Current Specific Research Projects

Feel bad, live well! The value of negative emotions for well-being

Pr. Julien Deonna, Pr. Fabrice Teroni - FNS encouragement de projets

What exactly is the role that emotions play in an individual’s leading of a good life? Perhaps they contribute to her well-being through the way they feel, or perhaps they motivate action towards achieving other prudential value. But is it possible that emotions themselves, even negative ones, have final value of their own? In this project, we propose to investigate the understudied yet fundamental role of emotions in well-being. We defend the bold claim that emotions not only have instrumental value or value through the way they feel, they also have final prudential value because of their nature as world- and self-oriented intentional states. This is true, we claim, even of negative emotions.

 

We will deliver a thorough theoretical analysis of how understanding the complexity of emotion can impact conceptions of what makes a life go well for the person living it, exploiting the core intuitions governing different dominant approaches to happiness and well-being. To do so, we will draw on two insights from current – and, in particular, our – research on emotions as the basis of our investigation:

 

1)            Emotions are, to varying degrees, world-oriented intentional states, and as such they can constitute forms of evaluative knowledge, evaluative understanding, and virtue.
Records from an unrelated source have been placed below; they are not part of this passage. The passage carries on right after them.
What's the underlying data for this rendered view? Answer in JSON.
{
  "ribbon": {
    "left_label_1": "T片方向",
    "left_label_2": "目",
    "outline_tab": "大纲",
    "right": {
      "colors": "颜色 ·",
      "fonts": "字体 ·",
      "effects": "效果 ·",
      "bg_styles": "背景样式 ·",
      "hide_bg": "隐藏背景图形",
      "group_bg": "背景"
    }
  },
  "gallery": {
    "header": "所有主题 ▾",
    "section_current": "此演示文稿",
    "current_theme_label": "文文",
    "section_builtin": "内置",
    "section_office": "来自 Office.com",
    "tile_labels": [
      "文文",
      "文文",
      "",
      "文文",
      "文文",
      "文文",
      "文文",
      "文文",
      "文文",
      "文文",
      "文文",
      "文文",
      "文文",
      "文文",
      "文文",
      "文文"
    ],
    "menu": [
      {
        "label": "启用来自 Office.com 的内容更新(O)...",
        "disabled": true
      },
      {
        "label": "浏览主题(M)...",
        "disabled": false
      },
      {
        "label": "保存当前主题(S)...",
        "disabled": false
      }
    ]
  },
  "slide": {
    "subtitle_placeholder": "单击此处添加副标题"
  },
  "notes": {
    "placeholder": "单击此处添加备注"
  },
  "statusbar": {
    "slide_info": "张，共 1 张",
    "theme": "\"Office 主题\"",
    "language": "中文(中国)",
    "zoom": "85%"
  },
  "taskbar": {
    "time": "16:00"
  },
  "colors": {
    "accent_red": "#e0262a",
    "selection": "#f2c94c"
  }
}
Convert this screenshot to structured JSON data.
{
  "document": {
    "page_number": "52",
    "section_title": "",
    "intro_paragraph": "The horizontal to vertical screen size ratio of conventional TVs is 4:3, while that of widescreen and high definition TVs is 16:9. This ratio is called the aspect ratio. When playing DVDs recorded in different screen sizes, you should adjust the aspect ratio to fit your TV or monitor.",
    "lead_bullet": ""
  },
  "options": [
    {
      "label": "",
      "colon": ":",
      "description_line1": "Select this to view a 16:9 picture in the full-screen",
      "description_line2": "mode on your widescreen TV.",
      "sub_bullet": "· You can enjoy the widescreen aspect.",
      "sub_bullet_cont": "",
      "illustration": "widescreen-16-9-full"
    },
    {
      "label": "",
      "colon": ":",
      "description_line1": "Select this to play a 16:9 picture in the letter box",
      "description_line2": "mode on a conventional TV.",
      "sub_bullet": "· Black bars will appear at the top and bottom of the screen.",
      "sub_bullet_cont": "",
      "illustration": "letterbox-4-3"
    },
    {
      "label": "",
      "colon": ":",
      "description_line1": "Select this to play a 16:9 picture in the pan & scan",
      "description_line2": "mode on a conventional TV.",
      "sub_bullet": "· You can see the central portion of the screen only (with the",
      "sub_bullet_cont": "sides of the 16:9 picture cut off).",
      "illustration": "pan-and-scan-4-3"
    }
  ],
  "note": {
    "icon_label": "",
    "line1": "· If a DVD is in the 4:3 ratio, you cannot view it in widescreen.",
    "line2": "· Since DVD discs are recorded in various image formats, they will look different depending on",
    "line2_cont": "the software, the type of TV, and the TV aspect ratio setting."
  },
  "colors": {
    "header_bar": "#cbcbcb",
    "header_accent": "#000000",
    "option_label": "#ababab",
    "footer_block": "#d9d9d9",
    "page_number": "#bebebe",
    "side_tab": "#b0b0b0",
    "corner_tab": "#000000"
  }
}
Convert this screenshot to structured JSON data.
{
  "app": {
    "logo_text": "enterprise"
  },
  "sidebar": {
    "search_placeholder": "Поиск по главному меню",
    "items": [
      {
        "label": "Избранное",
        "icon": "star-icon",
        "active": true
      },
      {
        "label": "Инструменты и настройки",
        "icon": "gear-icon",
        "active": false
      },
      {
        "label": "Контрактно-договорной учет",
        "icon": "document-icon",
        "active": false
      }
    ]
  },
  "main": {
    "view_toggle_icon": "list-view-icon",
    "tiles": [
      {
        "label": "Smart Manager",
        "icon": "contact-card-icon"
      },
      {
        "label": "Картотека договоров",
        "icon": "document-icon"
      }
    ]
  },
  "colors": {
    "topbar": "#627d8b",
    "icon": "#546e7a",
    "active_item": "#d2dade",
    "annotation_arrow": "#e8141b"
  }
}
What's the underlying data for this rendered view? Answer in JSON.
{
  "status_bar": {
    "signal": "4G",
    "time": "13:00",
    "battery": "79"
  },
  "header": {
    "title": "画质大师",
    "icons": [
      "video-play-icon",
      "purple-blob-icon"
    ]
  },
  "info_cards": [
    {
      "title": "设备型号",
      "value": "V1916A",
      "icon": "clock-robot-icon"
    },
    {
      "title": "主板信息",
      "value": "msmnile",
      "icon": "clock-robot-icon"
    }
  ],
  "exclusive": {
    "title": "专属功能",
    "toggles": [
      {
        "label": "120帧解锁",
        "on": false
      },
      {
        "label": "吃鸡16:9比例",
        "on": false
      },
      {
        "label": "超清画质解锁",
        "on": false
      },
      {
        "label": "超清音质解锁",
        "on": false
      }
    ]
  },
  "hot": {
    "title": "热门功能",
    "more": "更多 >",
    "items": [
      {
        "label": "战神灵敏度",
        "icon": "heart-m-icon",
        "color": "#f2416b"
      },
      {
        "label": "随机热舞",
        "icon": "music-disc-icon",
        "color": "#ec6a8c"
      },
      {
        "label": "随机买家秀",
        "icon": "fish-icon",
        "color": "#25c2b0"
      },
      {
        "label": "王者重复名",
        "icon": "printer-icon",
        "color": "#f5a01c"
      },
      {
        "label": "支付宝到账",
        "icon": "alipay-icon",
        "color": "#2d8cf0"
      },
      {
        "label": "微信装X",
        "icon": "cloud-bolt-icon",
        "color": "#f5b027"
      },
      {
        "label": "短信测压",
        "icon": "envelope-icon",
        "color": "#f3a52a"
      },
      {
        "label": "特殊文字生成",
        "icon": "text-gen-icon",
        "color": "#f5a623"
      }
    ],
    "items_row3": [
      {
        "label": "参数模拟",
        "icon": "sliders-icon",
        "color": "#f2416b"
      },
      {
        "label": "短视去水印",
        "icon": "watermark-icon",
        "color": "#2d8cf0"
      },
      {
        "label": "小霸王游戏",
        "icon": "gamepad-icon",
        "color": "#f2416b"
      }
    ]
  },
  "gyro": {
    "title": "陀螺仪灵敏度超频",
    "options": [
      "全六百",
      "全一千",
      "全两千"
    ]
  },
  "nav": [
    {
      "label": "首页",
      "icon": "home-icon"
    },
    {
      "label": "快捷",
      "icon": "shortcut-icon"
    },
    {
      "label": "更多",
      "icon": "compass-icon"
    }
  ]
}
2)            Emotions are, to varying degrees, self-oriented intentional states, and as such they can constitute forms of self-knowledge, self-understanding, and virtuous agency.

 

Against the backdrop of the growing consensus that emotions are forms of evaluation, we will pursue a prevalent trend in the literature on well-being: reconciling the role of the subject’s own perspective on the kind of life she wants to pursue with the thought that there are constraints to what is worthy of pursuit independently of this perspective. In order to inform our analysis, we will conduct case studies on two negative emotions, anger and guilt, chosen to illustrate how the world-oriented and self-oriented aspects of emotions, respectively, can impact well-being. Through these in-depth case studies, we hope to provide solid examples for the claim that negative emotions can indeed have final value for well-being.

 

Finally, drawing together the theoretical analysis and the case studies, we will put forward an informed conception of the role that emotions play in what is a good life for the individual living it. Our project thus addresses the real need for a revised theory of well-being that takes into account recent advances in emotion research, and in particular the claims that emotions have an intricate connection to knowledge, understanding, virtue, and virtuous agency.